In the ensuing 23 years, Williams won Emmys, Grammys and Oscars and has become a major humanitarian as well as a major Hollywood player. Williams' movies have been both critically acclaimed and others, such as such sentimental works as Patch Adams, Bicentennial Man and Jakob the Liar. But he laughs at his critical bric-a-bracs. "You know it's out there. Once in a while when you read a review of somebody ELSE'S movie and they take another shot at you. There was this review and she was reviewing some other movie and here's what she wrote: 'The people who made this movie should be put on the same ice floe with the people who made Patch Adams.' And I was going, 'Fuck, lady.'" Yet through it all, Robin Williams has no regrets, and muses about what legacy he will have left behind. "Yeah, it is interesting to think about that. I have made some good films that have had an effect I think. Even the comedy special where it's interesting that people come up and say, 'I haven't laughed that hard in a long time.' They needed it, it's a weird thing, and we say yeah, I found something." Williams' continuing ambition, now that he has just turned 50, "is to keep doing interesting parts, and to keep pushing the envelope. I got to meet Rod Steiger before he died and to hang out with him for a couple of months. He told me these amazing stories of why he was an actor, he was in the Navy, this amazing life growing up in Newark and just this tough fucking life, and why he loved acting, and initially he went into acting to get laid, but who doesn't? But then, I got to know him, and here's this guy, this great character actor who did these extraordinary characters, 120 movies, played the Pope, Mussolini, all these different things and was also a hardcore manic depressive. He lived the life. It hit me hard when he died, but then I went, you know he really swung hard, and had a great life."

For Williams, the great life is continuing, and it is his family, in particular wife Marsha, who keeps him grounded. "She's amazing. She's really intelligent and very honest. And once again, the children are very honest and wonderful in their own way, intuitively." When not performing, he is playing the role of father, about which, he says, he is getting better. "The other day, I was acting out my violent tendencies with Paint Ball. Have you ever done that? It's insane, because it's like this paramilitary, where they all get guns and they shoot paint balls, and they hurt. You get these little welts. And it turned out my daughter was really good.

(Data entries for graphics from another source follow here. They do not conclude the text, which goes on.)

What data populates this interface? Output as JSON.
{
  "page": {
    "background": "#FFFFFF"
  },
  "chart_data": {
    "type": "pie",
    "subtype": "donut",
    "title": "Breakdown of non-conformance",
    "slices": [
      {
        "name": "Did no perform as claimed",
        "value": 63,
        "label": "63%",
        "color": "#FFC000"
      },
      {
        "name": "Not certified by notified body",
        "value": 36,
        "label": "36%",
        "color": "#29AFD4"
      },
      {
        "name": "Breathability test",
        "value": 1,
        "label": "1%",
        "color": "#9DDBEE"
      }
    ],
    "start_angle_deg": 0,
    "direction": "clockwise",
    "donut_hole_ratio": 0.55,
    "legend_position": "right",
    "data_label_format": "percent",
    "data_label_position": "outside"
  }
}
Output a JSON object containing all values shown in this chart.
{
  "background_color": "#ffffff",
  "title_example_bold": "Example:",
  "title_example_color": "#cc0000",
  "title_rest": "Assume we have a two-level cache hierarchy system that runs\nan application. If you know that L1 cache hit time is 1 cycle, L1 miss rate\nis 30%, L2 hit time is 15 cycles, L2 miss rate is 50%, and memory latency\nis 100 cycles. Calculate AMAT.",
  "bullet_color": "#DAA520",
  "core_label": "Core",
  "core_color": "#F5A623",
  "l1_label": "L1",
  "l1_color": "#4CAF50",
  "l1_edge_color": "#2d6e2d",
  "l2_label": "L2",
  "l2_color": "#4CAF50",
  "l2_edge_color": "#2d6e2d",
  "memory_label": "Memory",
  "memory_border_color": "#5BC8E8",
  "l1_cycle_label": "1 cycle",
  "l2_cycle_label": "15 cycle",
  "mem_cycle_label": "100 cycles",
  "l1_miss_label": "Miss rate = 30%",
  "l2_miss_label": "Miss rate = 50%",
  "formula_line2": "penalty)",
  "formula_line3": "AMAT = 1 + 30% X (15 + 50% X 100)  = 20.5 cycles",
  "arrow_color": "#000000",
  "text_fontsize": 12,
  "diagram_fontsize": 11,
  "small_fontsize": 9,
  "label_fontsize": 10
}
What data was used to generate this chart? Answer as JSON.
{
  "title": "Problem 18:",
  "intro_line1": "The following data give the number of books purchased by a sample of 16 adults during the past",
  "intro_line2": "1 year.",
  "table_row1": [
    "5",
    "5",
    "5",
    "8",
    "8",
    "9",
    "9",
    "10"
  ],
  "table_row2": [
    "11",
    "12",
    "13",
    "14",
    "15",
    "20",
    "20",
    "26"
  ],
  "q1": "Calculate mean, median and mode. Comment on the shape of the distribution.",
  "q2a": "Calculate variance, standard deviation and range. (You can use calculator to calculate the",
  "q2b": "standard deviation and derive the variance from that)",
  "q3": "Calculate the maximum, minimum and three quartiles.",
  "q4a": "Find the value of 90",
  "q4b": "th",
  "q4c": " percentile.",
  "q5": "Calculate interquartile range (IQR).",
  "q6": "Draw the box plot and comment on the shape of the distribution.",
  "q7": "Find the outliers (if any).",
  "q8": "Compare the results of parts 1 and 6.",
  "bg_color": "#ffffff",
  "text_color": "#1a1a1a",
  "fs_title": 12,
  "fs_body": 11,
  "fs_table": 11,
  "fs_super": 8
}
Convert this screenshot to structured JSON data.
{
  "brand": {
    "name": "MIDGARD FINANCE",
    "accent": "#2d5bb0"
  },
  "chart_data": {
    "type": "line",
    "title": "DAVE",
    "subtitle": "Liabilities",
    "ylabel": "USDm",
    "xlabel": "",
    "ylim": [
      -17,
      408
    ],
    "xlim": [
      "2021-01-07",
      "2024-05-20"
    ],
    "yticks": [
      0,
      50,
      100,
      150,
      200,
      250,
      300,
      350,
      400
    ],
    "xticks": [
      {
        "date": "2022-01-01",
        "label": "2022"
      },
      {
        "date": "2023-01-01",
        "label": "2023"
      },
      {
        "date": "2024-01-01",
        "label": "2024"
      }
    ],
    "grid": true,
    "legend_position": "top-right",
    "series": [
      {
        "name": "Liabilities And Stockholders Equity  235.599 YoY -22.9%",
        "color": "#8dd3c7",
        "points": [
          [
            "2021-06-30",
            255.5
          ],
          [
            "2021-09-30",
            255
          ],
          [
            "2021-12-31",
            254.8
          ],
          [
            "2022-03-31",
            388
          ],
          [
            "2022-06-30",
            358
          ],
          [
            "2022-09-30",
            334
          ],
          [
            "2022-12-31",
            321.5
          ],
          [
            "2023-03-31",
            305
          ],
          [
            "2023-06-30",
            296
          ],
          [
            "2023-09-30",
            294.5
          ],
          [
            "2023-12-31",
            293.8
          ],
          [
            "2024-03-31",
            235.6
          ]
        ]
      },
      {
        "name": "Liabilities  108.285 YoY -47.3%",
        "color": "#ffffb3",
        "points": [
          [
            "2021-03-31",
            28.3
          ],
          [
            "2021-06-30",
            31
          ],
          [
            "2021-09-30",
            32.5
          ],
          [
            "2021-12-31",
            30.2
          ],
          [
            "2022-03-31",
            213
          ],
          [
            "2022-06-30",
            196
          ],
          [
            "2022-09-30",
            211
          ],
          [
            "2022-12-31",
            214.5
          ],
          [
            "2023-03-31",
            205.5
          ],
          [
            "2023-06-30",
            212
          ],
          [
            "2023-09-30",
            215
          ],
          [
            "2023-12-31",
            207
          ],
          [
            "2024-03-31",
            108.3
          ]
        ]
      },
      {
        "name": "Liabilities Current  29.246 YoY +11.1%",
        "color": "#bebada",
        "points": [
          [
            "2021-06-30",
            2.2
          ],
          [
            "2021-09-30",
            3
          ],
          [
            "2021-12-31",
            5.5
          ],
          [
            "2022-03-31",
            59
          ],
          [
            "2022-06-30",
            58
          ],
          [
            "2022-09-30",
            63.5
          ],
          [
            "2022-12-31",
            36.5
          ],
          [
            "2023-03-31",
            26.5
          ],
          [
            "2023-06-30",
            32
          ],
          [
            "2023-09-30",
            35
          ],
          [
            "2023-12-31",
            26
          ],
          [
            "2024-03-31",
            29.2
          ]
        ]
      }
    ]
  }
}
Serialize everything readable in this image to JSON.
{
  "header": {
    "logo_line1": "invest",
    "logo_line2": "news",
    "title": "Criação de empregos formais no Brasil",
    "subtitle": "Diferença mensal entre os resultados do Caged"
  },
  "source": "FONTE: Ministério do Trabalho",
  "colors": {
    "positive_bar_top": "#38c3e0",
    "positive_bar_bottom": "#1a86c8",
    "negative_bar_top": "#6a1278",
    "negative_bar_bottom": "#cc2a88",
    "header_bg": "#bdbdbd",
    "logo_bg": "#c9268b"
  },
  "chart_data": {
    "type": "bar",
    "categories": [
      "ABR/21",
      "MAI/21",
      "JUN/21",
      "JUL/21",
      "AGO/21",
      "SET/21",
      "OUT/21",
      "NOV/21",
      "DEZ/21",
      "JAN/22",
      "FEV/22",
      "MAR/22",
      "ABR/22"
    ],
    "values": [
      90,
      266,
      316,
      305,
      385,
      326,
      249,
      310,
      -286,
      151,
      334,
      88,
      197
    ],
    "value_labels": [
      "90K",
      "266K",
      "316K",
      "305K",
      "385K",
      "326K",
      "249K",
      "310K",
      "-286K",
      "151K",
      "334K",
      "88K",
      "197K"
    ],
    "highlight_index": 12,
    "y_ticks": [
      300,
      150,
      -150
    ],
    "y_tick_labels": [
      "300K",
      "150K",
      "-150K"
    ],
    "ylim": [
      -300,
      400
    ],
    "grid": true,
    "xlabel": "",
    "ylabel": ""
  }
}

All of a sudden I realized the lethality of girls, because she was just sitting there picking off people, and I said, 'Zelda, are you all right?' My little sniper nailed twelve people with that thing."

Williams loves to make us laugh, but then we look at his work in Insomnia, Death to Smoochy and now One Hour Photo, and Robin Williams, actor, comes out. No wonder he is enjoying this new renaissance in his career.